Linked List: July 20, 2009

Rich Mogull on the Security Features of the iPhone 3GS 

Rich Mogull:

The iPhone 3GS includes a hardware encryption chip that uses the industry-standard AES 256 protocol (that’s the Advanced Encryption Standard, with a key length of 256 bits). Hardware encryption enables a device - a phone, a hard drive, or what have you - to be nearly instantly wiped by erasing the encryption key stored on the device.

PCalc 1.7 

A detailed review of what’s new in PCalc 1.7 for iPhone.

Apple and RIM Outsmart the Phone Market 

Sara Silver, reporting for the WSJ:

[Apple and RIM] accounted for only 3% of all cellphones sold in the world last year but 35% of operating profits, according to Deutsche Bank analyst Brian Modoff. The disparity will become even starker this year when, he estimates, the two will take 5% of the market in unit terms but 58% of total operating profits.
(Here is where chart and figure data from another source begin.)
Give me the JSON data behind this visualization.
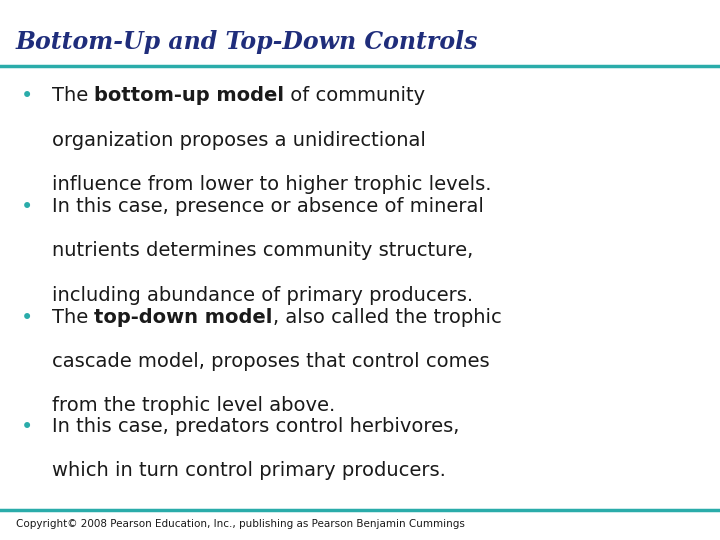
{
  "title": "Bottom-Up and Top-Down Controls",
  "title_color": "#1F2D7B",
  "title_fontsize": 17,
  "title_font": "serif",
  "separator_color": "#2AACAA",
  "separator_linewidth": 2.5,
  "background_color": "#FFFFFF",
  "bullet_color": "#2AACAA",
  "text_color": "#1a1a1a",
  "body_fontsize": 14,
  "body_font": "sans-serif",
  "copyright_text": "Copyright© 2008 Pearson Education, Inc., publishing as Pearson Benjamin Cummings",
  "copyright_fontsize": 7.5,
  "bullets": [
    {
      "parts": [
        {
          "text": "The ",
          "bold": false
        },
        {
          "text": "bottom-up model",
          "bold": true
        },
        {
          "text": " of community\norganization proposes a unidirectional\ninfluence from lower to higher trophic levels.",
          "bold": false
        }
      ]
    },
    {
      "parts": [
        {
          "text": "In this case, presence or absence of mineral\nnutrients determines community structure,\nincluding abundance of primary producers.",
          "bold": false
        }
      ]
    },
    {
      "parts": [
        {
          "text": "The ",
          "bold": false
        },
        {
          "text": "top-down model",
          "bold": true
        },
        {
          "text": ", also called the trophic\ncascade model, proposes that control comes\nfrom the trophic level above.",
          "bold": false
        }
      ]
    },
    {
      "parts": [
        {
          "text": "In this case, predators control herbivores,\nwhich in turn control primary producers.",
          "bold": false
        }
      ]
    }
  ]
}
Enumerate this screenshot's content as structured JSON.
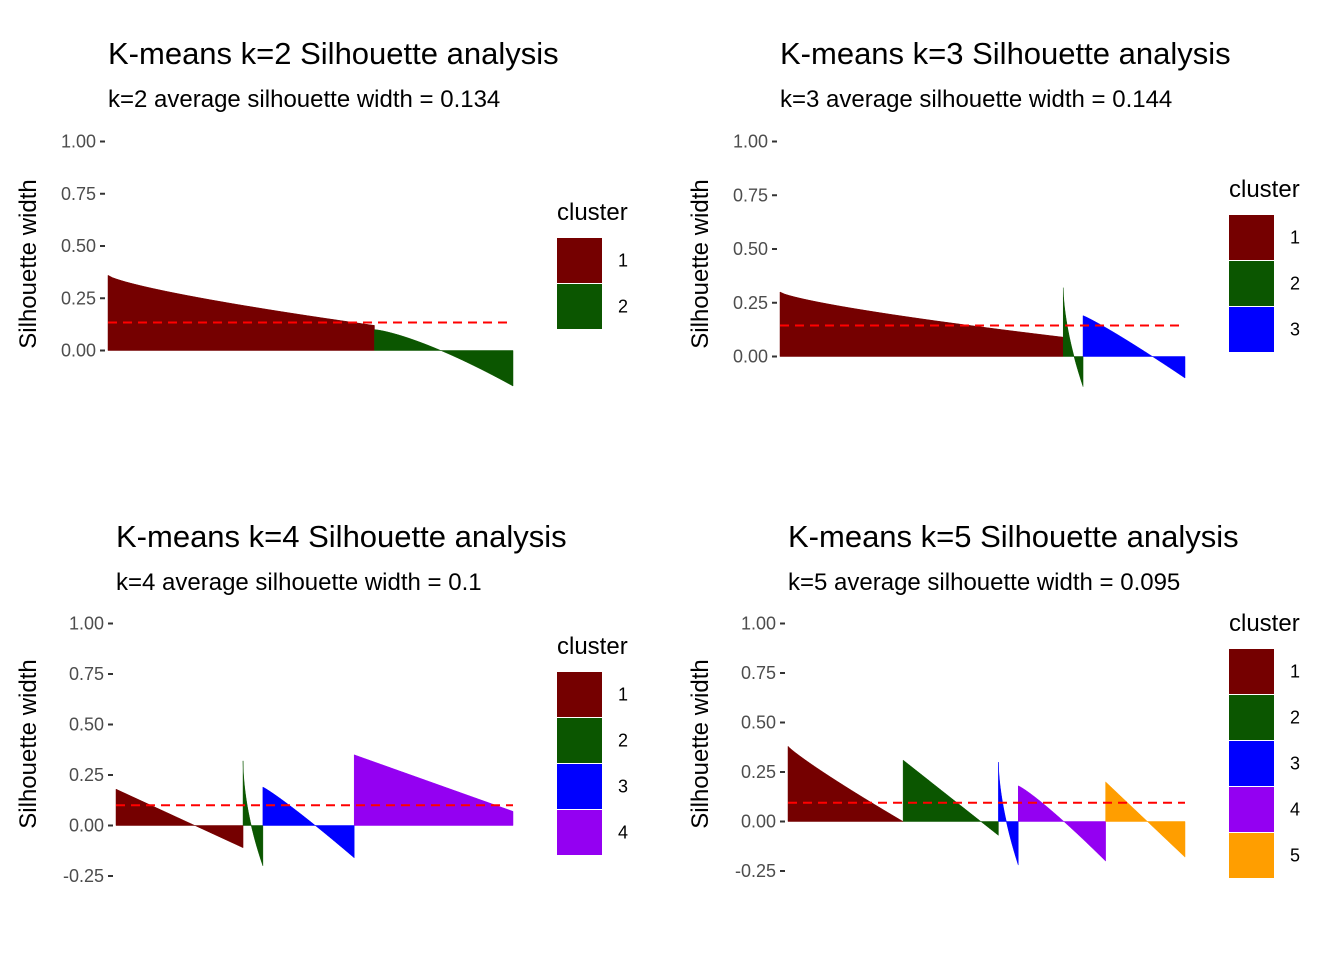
{
  "chart_data": [
    {
      "type": "area",
      "title": "K-means k=2 Silhouette analysis",
      "subtitle": "k=2 average silhouette width =  0.134",
      "ylabel": "Silhouette width",
      "xlabel": "",
      "ylim": [
        -0.17,
        1.0
      ],
      "yticks": [
        "0.00",
        "0.25",
        "0.50",
        "0.75",
        "1.00"
      ],
      "ytick_values": [
        0,
        0.25,
        0.5,
        0.75,
        1.0
      ],
      "average": 0.134,
      "legend_title": "cluster",
      "legend_position": "right",
      "grid": false,
      "clusters": [
        {
          "name": "1",
          "color": "#750000",
          "size": 100,
          "start": 0.36,
          "end": 0.12,
          "curve": 0.75
        },
        {
          "name": "2",
          "color": "#0b5600",
          "size": 52,
          "start": 0.1,
          "end": -0.17,
          "curve": 1.35
        }
      ]
    },
    {
      "type": "area",
      "title": "K-means k=3 Silhouette analysis",
      "subtitle": "k=3 average silhouette width =  0.144",
      "ylabel": "Silhouette width",
      "xlabel": "",
      "ylim": [
        -0.14,
        1.0
      ],
      "yticks": [
        "0.00",
        "0.25",
        "0.50",
        "0.75",
        "1.00"
      ],
      "ytick_values": [
        0,
        0.25,
        0.5,
        0.75,
        1.0
      ],
      "average": 0.144,
      "legend_title": "cluster",
      "legend_position": "right",
      "grid": false,
      "clusters": [
        {
          "name": "1",
          "color": "#750000",
          "size": 100,
          "start": 0.3,
          "end": 0.09,
          "curve": 0.75
        },
        {
          "name": "2",
          "color": "#0b5600",
          "size": 7,
          "start": 0.32,
          "end": -0.14,
          "curve": 0.6
        },
        {
          "name": "3",
          "color": "#0000ff",
          "size": 36,
          "start": 0.19,
          "end": -0.1,
          "curve": 1.1
        }
      ]
    },
    {
      "type": "area",
      "title": "K-means k=4 Silhouette analysis",
      "subtitle": "k=4 average silhouette width =  0.1",
      "ylabel": "Silhouette width",
      "xlabel": "",
      "ylim": [
        -0.25,
        1.0
      ],
      "yticks": [
        "-0.25",
        "0.00",
        "0.25",
        "0.50",
        "0.75",
        "1.00"
      ],
      "ytick_values": [
        -0.25,
        0,
        0.25,
        0.5,
        0.75,
        1.0
      ],
      "average": 0.1,
      "legend_title": "cluster",
      "legend_position": "right",
      "grid": false,
      "clusters": [
        {
          "name": "1",
          "color": "#750000",
          "size": 32,
          "start": 0.18,
          "end": -0.11,
          "curve": 1.0
        },
        {
          "name": "2",
          "color": "#0b5600",
          "size": 5,
          "start": 0.32,
          "end": -0.2,
          "curve": 0.55
        },
        {
          "name": "3",
          "color": "#0000ff",
          "size": 23,
          "start": 0.19,
          "end": -0.16,
          "curve": 1.1
        },
        {
          "name": "4",
          "color": "#9400f2",
          "size": 40,
          "start": 0.35,
          "end": 0.07,
          "curve": 1.0
        }
      ]
    },
    {
      "type": "area",
      "title": "K-means k=5 Silhouette analysis",
      "subtitle": "k=5 average silhouette width =  0.095",
      "ylabel": "Silhouette width",
      "xlabel": "",
      "ylim": [
        -0.25,
        1.0
      ],
      "yticks": [
        "-0.25",
        "0.00",
        "0.25",
        "0.50",
        "0.75",
        "1.00"
      ],
      "ytick_values": [
        -0.25,
        0,
        0.25,
        0.5,
        0.75,
        1.0
      ],
      "average": 0.095,
      "legend_title": "cluster",
      "legend_position": "right",
      "grid": false,
      "clusters": [
        {
          "name": "1",
          "color": "#750000",
          "size": 29,
          "start": 0.38,
          "end": 0.0,
          "curve": 0.9
        },
        {
          "name": "2",
          "color": "#0b5600",
          "size": 24,
          "start": 0.31,
          "end": -0.07,
          "curve": 1.0
        },
        {
          "name": "3",
          "color": "#0000ff",
          "size": 5,
          "start": 0.3,
          "end": -0.22,
          "curve": 0.6
        },
        {
          "name": "4",
          "color": "#9400f2",
          "size": 22,
          "start": 0.18,
          "end": -0.2,
          "curve": 1.15
        },
        {
          "name": "5",
          "color": "#ff9e00",
          "size": 20,
          "start": 0.2,
          "end": -0.18,
          "curve": 1.0
        }
      ]
    }
  ]
}
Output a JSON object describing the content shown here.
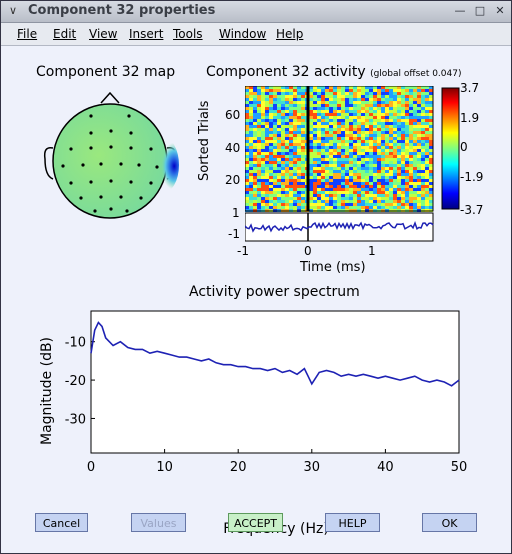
{
  "window": {
    "title": "Component 32 properties"
  },
  "titlebar": {
    "menu_icon": "chevron-down-icon",
    "minimize_icon": "minimize-icon",
    "maximize_icon": "maximize-icon",
    "close_icon": "close-icon"
  },
  "menu": [
    "File",
    "Edit",
    "View",
    "Insert",
    "Tools",
    "Window",
    "Help"
  ],
  "scalp_map": {
    "title": "Component 32 map"
  },
  "erp_image": {
    "title": "Component 32 activity",
    "subtitle": "(global offset 0.047)",
    "ylabel": "Sorted Trials",
    "yticks": [
      "60",
      "40",
      "20"
    ],
    "trace_ticks": [
      "1",
      "-1"
    ],
    "xticks": [
      "-1",
      "0",
      "1"
    ],
    "xlabel": "Time (ms)",
    "colorbar_ticks": [
      "3.7",
      "1.9",
      "0",
      "-1.9",
      "-3.7"
    ]
  },
  "chart_data": {
    "type": "line",
    "title": "Activity power spectrum",
    "xlabel": "Frequency (Hz)",
    "ylabel": "Magnitude (dB)",
    "xlim": [
      0,
      50
    ],
    "ylim": [
      -39,
      -2
    ],
    "xticks": [
      0,
      10,
      20,
      30,
      40,
      50
    ],
    "yticks": [
      -10,
      -20,
      -30
    ],
    "x": [
      0,
      0.5,
      1,
      1.5,
      2,
      3,
      4,
      5,
      6,
      7,
      8,
      9,
      10,
      11,
      12,
      13,
      14,
      15,
      16,
      17,
      18,
      19,
      20,
      21,
      22,
      23,
      24,
      25,
      26,
      27,
      28,
      29,
      29.5,
      30,
      31,
      32,
      33,
      34,
      35,
      36,
      37,
      38,
      39,
      40,
      41,
      42,
      43,
      44,
      45,
      46,
      47,
      48,
      49,
      50
    ],
    "y": [
      -13,
      -7,
      -5,
      -6,
      -9,
      -11,
      -10,
      -11.5,
      -12,
      -12,
      -13,
      -12.5,
      -13,
      -13.5,
      -14,
      -14,
      -14.5,
      -15,
      -14.5,
      -15.5,
      -16,
      -16,
      -16.5,
      -16.5,
      -17,
      -17,
      -17.5,
      -17,
      -18,
      -17.5,
      -18.5,
      -17,
      -19,
      -21,
      -18,
      -17.5,
      -18,
      -19,
      -18.5,
      -19,
      -18.5,
      -19,
      -19.5,
      -19,
      -19.5,
      -20,
      -19.5,
      -19,
      -20,
      -20.5,
      -20,
      -20.5,
      -21.5,
      -20
    ]
  },
  "buttons": {
    "cancel": "Cancel",
    "values": "Values",
    "accept": "ACCEPT",
    "help": "HELP",
    "ok": "OK"
  }
}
The graphs are striking. This is the same route Apple has chosen with the Mac: an emphasis on profit share rather than unit sale share.

Apollo 11 Landing on TV as It Aired 40 Years Ago 

Fabulous idea and presentation from Kottke.

Why Japanese Cell Phones Haven’t Gone Global 

Hiroko Tabuchi reports for the NY Times:

The Japanese have a name for their problem: Galápagos syndrome. Japan’s cellphones are like the endemic species that Darwin encountered on the Galápagos Islands — fantastically evolved and divergent from their mainland cousins — explains Takeshi Natsuno, who teaches at Tokyo’s Keio University.